The reading quiz clearly required higher-order thinking skills, including application of the concept of theme, synthesis of at least two different stories from the collection, and analysis of literary evidence to support a claim. We had provided some direct instruction around themes in literature, including having students keep a set of notes organized by thematic category. But we had not yet differentiated between theme (a recurring “big idea” in a text) and theme statement (what a text says about that big idea). In addition, I noted that students who had honors Language Arts as ninth graders were more facile at identifying themes in our previous novel, The Kite Runner, than students who had taken a general education 9th grade Language Arts class. So rather than asking students to identify or name a theme independently, I gave them three themes to choose from. In this sense, the task began with a “mid-level” thinking skill, application of a concept, then required students to synthesize two (or more) stories in order to explore the concept and to explain how specific aspects of the text supported their understanding of theme.
Quiz results demonstrated strong ability to find a common theme and to identify the theme “at work” in at least two separate stories, no surprise since we had outlined several pertinent themes. Most students were also able to identify textual evidence that related to the theme and supported their claim that “this theme is important in this story.” On the other hand, many students did not refine their presentation of the theme or explain what those individual stories told us about how politics or class or coming of age impacted the characters’ experiences or the author’s choice of words or narrative structure. On the basis of this assessment, we decided to devote more instructional time to close readings of individual vignettes. The following week, students worked in groups to present tableaux of assigned vignettes. Their tableaux demonstrated increased understanding both of plot and character, and of refinement of theme. For example, each group accurately chose and inflected a thematically central piece of dialogue for characters to “quote” as they acted out their tableaux.
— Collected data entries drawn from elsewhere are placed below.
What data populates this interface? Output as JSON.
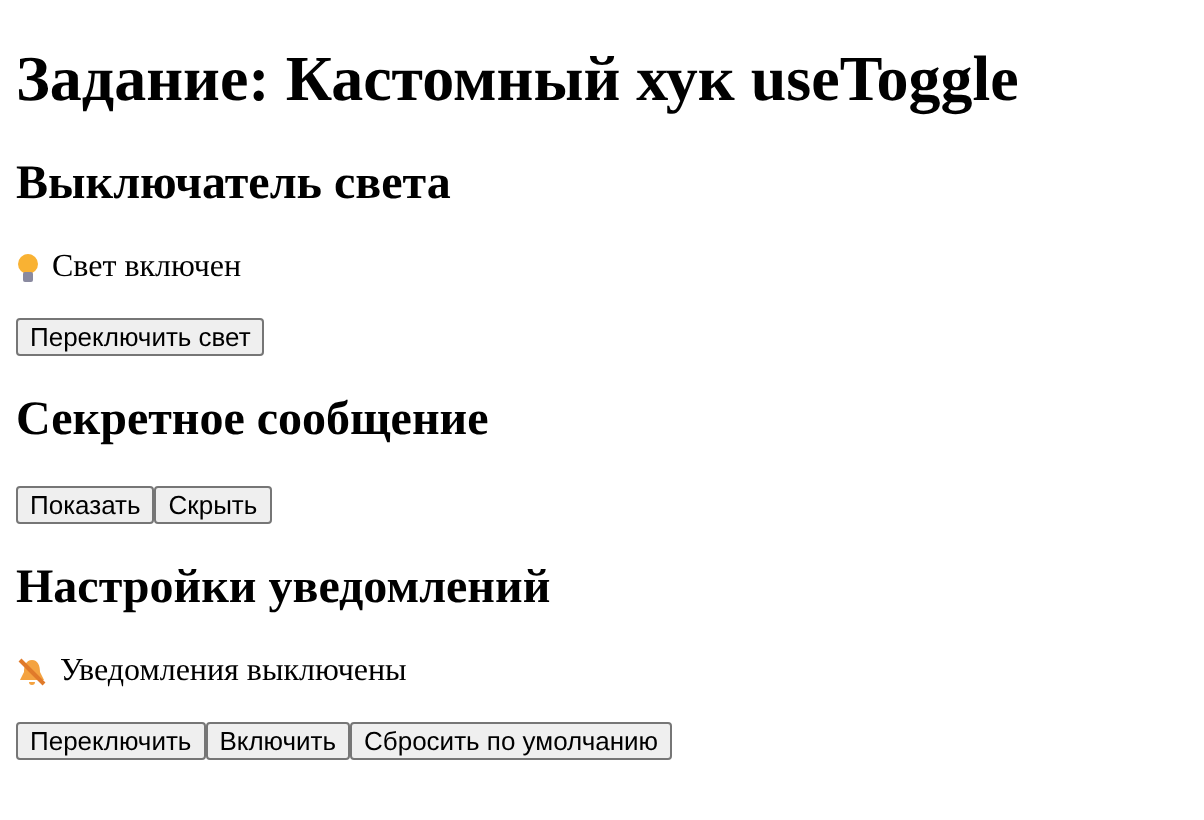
{
  "title": "Задание: Кастомный хук useToggle",
  "sections": [
    {
      "heading": "Выключатель света",
      "status": {
        "kind": "bulb",
        "on": true,
        "text": "Свет включен"
      },
      "buttons": [
        "Переключить свет"
      ]
    },
    {
      "heading": "Секретное сообщение",
      "buttons": [
        "Показать",
        "Скрыть"
      ]
    },
    {
      "heading": "Настройки уведомлений",
      "status": {
        "kind": "bell",
        "on": false,
        "text": "Уведомления выключены"
      },
      "buttons": [
        "Переключить",
        "Включить",
        "Сбросить по умолчанию"
      ]
    }
  ]
}
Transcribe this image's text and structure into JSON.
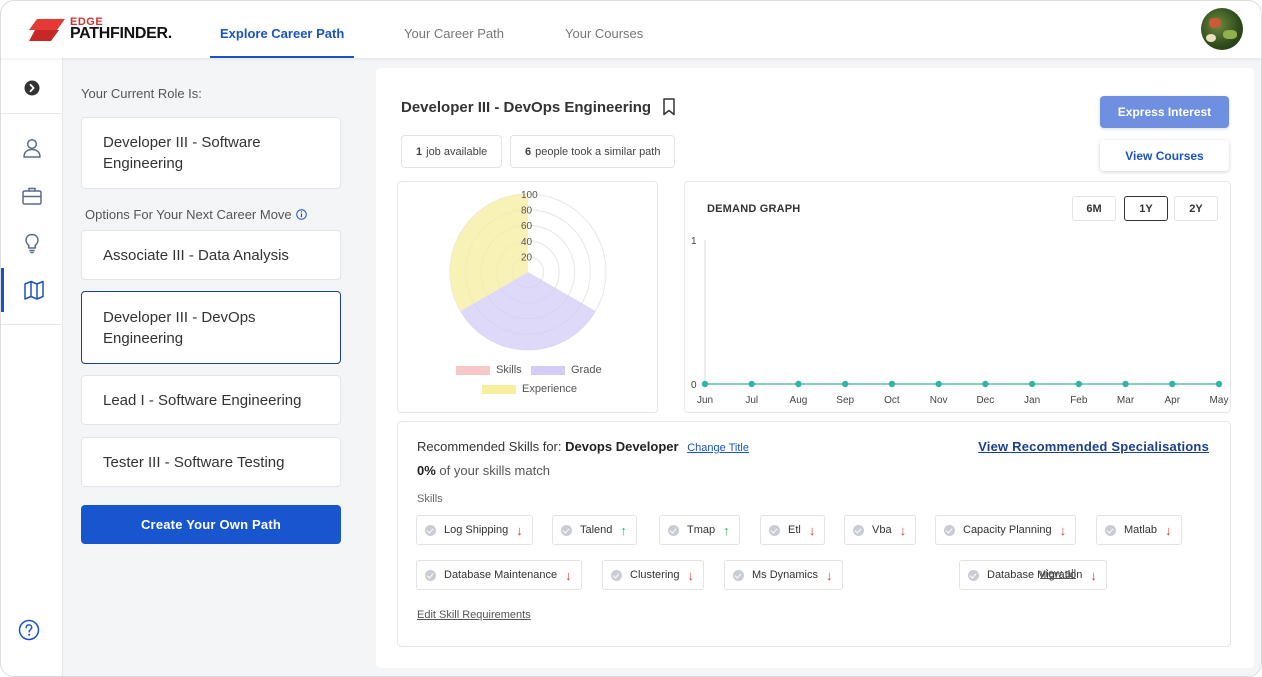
{
  "header": {
    "logo_top": "EDGE",
    "logo_bottom": "PATHFINDER.",
    "tabs": [
      {
        "label": "Explore Career Path",
        "active": true
      },
      {
        "label": "Your Career Path",
        "active": false
      },
      {
        "label": "Your Courses",
        "active": false
      }
    ],
    "accent_color": "#1a53c4"
  },
  "rail": {
    "icons": [
      "chevron-right-circle-icon",
      "user-icon",
      "briefcase-icon",
      "lightbulb-icon",
      "map-icon",
      "help-icon"
    ],
    "active": "map-icon"
  },
  "left": {
    "current_role_label": "Your Current Role Is:",
    "current_role": "Developer III - Software Engineering",
    "options_label": "Options For Your Next Career Move",
    "options": [
      {
        "label": "Associate III - Data Analysis",
        "selected": false
      },
      {
        "label": "Developer III - DevOps Engineering",
        "selected": true
      },
      {
        "label": "Lead I - Software Engineering",
        "selected": false
      },
      {
        "label": "Tester III - Software Testing",
        "selected": false
      }
    ],
    "create_button": "Create Your Own Path"
  },
  "main": {
    "title": "Developer III - DevOps Engineering",
    "jobs_count": "1",
    "jobs_text": "job available",
    "people_count": "6",
    "people_text": "people took a similar path",
    "express_interest": "Express Interest",
    "view_courses": "View Courses"
  },
  "radar": {
    "ticks": [
      "100",
      "80",
      "60",
      "40",
      "20"
    ],
    "legend": [
      {
        "name": "Skills",
        "color": "#f8c7c7"
      },
      {
        "name": "Grade",
        "color": "#d4ccf7"
      },
      {
        "name": "Experience",
        "color": "#f7ee9e"
      }
    ]
  },
  "demand": {
    "title": "DEMAND GRAPH",
    "ranges": [
      {
        "label": "6M",
        "active": false
      },
      {
        "label": "1Y",
        "active": true
      },
      {
        "label": "2Y",
        "active": false
      }
    ],
    "line_color": "#35b3a8"
  },
  "chart_data": [
    {
      "type": "line",
      "title": "DEMAND GRAPH",
      "x": [
        "Jun",
        "Jul",
        "Aug",
        "Sep",
        "Oct",
        "Nov",
        "Dec",
        "Jan",
        "Feb",
        "Mar",
        "Apr",
        "May"
      ],
      "series": [
        {
          "values": [
            0,
            0,
            0,
            0,
            0,
            0,
            0,
            0,
            0,
            0,
            0,
            0
          ]
        }
      ],
      "y_ticks": [
        "1",
        "0"
      ],
      "ylim": [
        0,
        1
      ],
      "grid": false
    },
    {
      "type": "radar",
      "categories": [
        "Skills",
        "Grade",
        "Experience"
      ],
      "series": [
        {
          "name": "Skills",
          "values": [
            0
          ]
        },
        {
          "name": "Grade",
          "values": [
            100
          ]
        },
        {
          "name": "Experience",
          "values": [
            100
          ]
        }
      ],
      "ticks": [
        20,
        40,
        60,
        80,
        100
      ],
      "rlim": [
        0,
        100
      ]
    }
  ],
  "skills": {
    "rec_prefix": "Recommended Skills for:",
    "rec_role": "Devops Developer",
    "change_title": "Change Title",
    "view_specialisations": "View Recommended Specialisations",
    "match_pct": "0%",
    "match_text": "of your skills match",
    "section_label": "Skills",
    "chips": [
      {
        "label": "Log Shipping",
        "trend": "down"
      },
      {
        "label": "Talend",
        "trend": "up"
      },
      {
        "label": "Tmap",
        "trend": "up"
      },
      {
        "label": "Etl",
        "trend": "down"
      },
      {
        "label": "Vba",
        "trend": "down"
      },
      {
        "label": "Capacity Planning",
        "trend": "down"
      },
      {
        "label": "Matlab",
        "trend": "down"
      },
      {
        "label": "Database Maintenance",
        "trend": "down"
      },
      {
        "label": "Clustering",
        "trend": "down"
      },
      {
        "label": "Ms Dynamics",
        "trend": "down"
      },
      {
        "label": "Database Migration",
        "trend": "down"
      }
    ],
    "view_all": "view all",
    "edit_requirements": "Edit Skill Requirements"
  }
}
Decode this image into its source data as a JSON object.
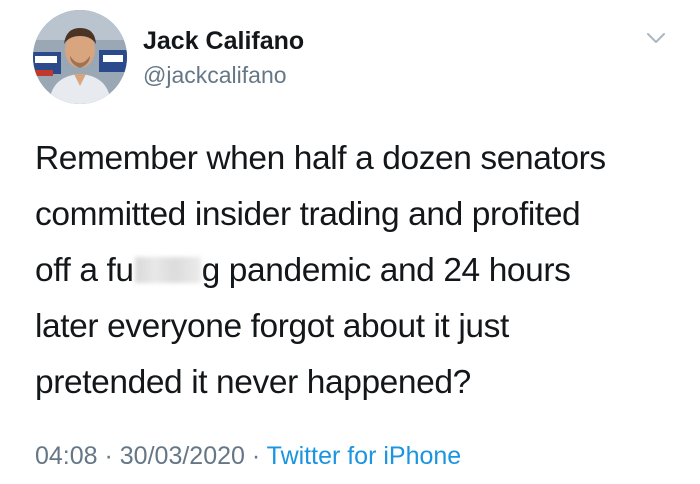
{
  "author": {
    "name": "Jack Califano",
    "handle": "@jackcalifano"
  },
  "tweet": {
    "lines": [
      "Remember when half a dozen senators",
      "committed insider trading and profited",
      "off a fu",
      "g pandemic and 24 hours",
      "later everyone forgot about it just",
      "pretended it never happened?"
    ]
  },
  "meta": {
    "time": "04:08",
    "separator": " · ",
    "date": "30/03/2020",
    "source": "Twitter for iPhone"
  },
  "icons": {
    "avatar": "profile-photo",
    "menu": "chevron-down-icon"
  },
  "colors": {
    "text": "#14171a",
    "muted": "#657786",
    "link": "#1b95e0"
  }
}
One thing I would change on a future reading quiz for this book would be to allow students to choose their own theme, rather than providing a choice of preset themes. I circulate throughout the classroom during quizzes, and could easily provide scaffolding in the form of hints or further questions to help struggling students name a theme they felt was important in the book. This change would lead to more student ownership of the task, and require students to create their own understanding of one important idea at work in the text.
Reference: Daniels, H. and Zemelman, S. (2014). Subjects Matter: Exceeding standards through powerful content-area reading. Portsmouth, NH: Heinemann.